The Federal Trade Commission is investigating the way Twitter deals with third-party app developers, reports Business Insider. At least one company has been contacted by the FTC through the investigation.
FTC concerns about Twitter stem from action taken by the micro-blogging company in February of this year when two UberMedia apps, UberTwitter and Twidroyd, were banned due to stated “policy violations.”
UberMedia has released a statement to the press, confirming that they had been contacted by the FTC.
“We have been contacted by the FTC and are in the process of responding to their requests,” an UberMedia spokesperson told Business Insider. The representative has so far declined to give further details about the investigation, or what exactly the FTC hoped to learn.
Twitter has so far declined to comment on the matter.
In Spring of 2010, Twitter announced that it planned to begin offering “official” versions of the third-party services that are available. This started with its official Twitter mobile app.
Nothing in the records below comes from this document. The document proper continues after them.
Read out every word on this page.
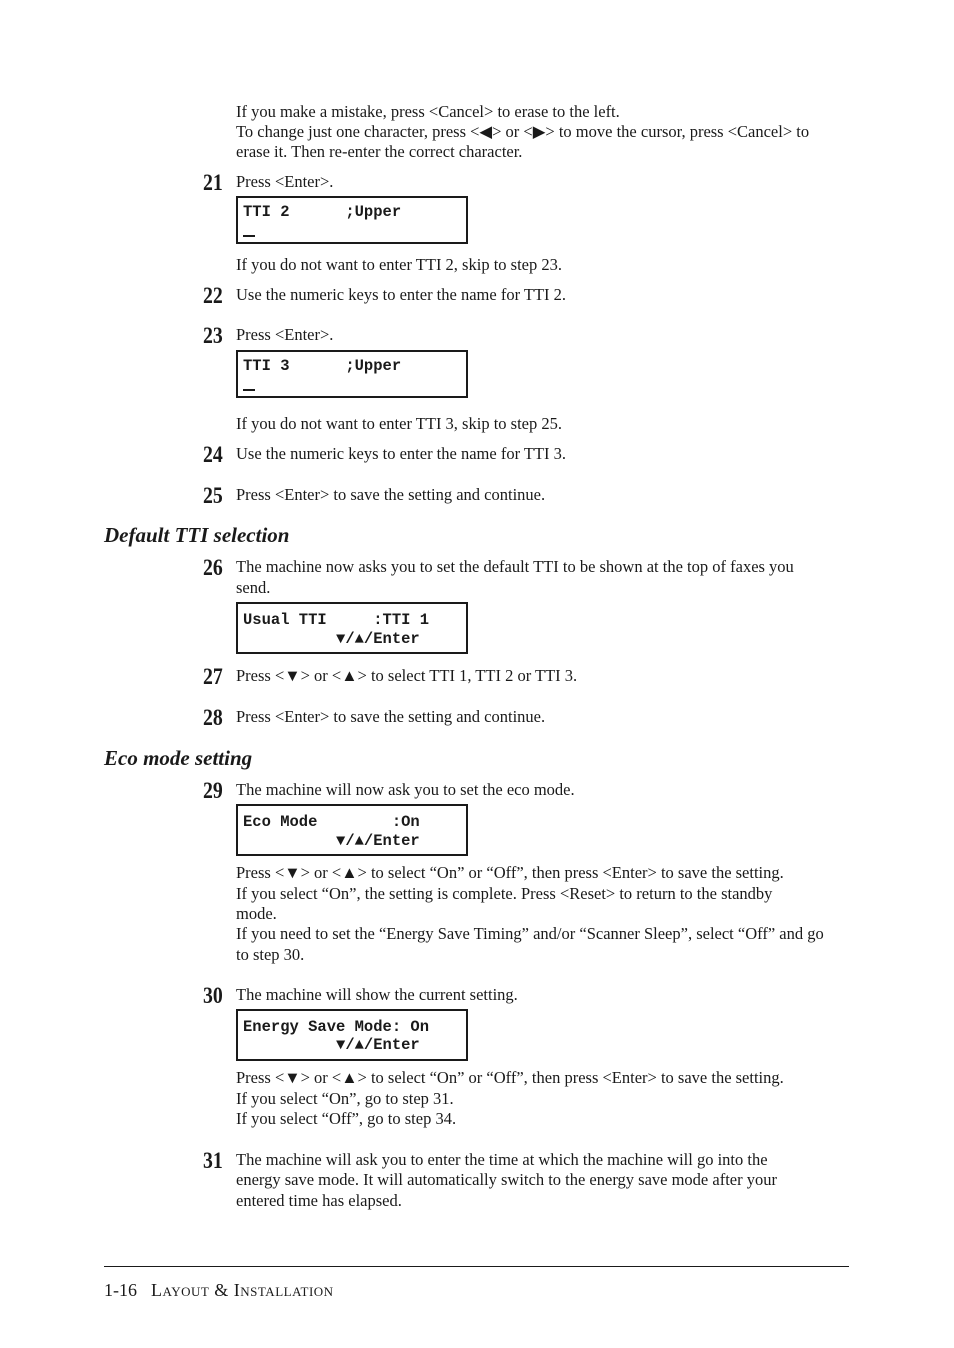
If you make a mistake, press <Cancel> to erase to the left.
To change just one character, press <◀> or <▶> to move the cursor, press <Cancel> to
erase it. Then re-enter the correct character.
21 Press <Enter>.
TTI 2      ;Upper
If you do not want to enter TTI 2, skip to step 23.
22 Use the numeric keys to enter the name for TTI 2.
23 Press <Enter>.
TTI 3      ;Upper
If you do not want to enter TTI 3, skip to step 25.
24 Use the numeric keys to enter the name for TTI 3.
25 Press <Enter> to save the setting and continue.
Default TTI selection
26 The machine now asks you to set the default TTI to be shown at the top of faxes you
send.
Usual TTI     :TTI 1
▼/▲/Enter
27 Press <▼> or <▲> to select TTI 1, TTI 2 or TTI 3.
28 Press <Enter> to save the setting and continue.
Eco mode setting
29 The machine will now ask you to set the eco mode.
Eco Mode        :On
▼/▲/Enter
Press <▼> or <▲> to select “On” or “Off”, then press <Enter> to save the setting.
If you select “On”, the setting is complete. Press <Reset> to return to the standby
mode.
If you need to set the “Energy Save Timing” and/or “Scanner Sleep”, select “Off” and go
to step 30.
30 The machine will show the current setting.
Energy Save Mode: On
▼/▲/Enter
Press <▼> or <▲> to select “On” or “Off”, then press <Enter> to save the setting.
If you select “On”, go to step 31.
If you select “Off”, go to step 34.
31 The machine will ask you to enter the time at which the machine will go into the
energy save mode. It will automatically switch to the energy save mode after your
entered time has elapsed.
1-16 Layout & Installation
Then, in May, the company purchased popular Twitter client TweetDeck for between $30 million and $40 million. The purchase came as a surprise, as previous reports indicated that UberMedia, not Twitter, was in line to purchase TweetDeck.
Twitter’s scramble to regain control of its ecosystem stems from the company’s inability to profit from its popularity. And popular it is: Thursday, Twitter announced on its blog that users are now publishing 200 million tweets per day. That’s up from the 65 million that were posted each day in January of 2009.
“For perspective,” writes Twitter, “every day, the world writes the equivalent of a 10 million-page book in Tweets or 8,163 copies of Leo Tolstoy’s War and Peace. Reading this much text would take more than 31 years and stacking this many copies of War and Peace would reach the height of about 1,470 feet, nearly the ground-to-roof height of Taiwan’s Taipei 101, the second tallest building in the world.”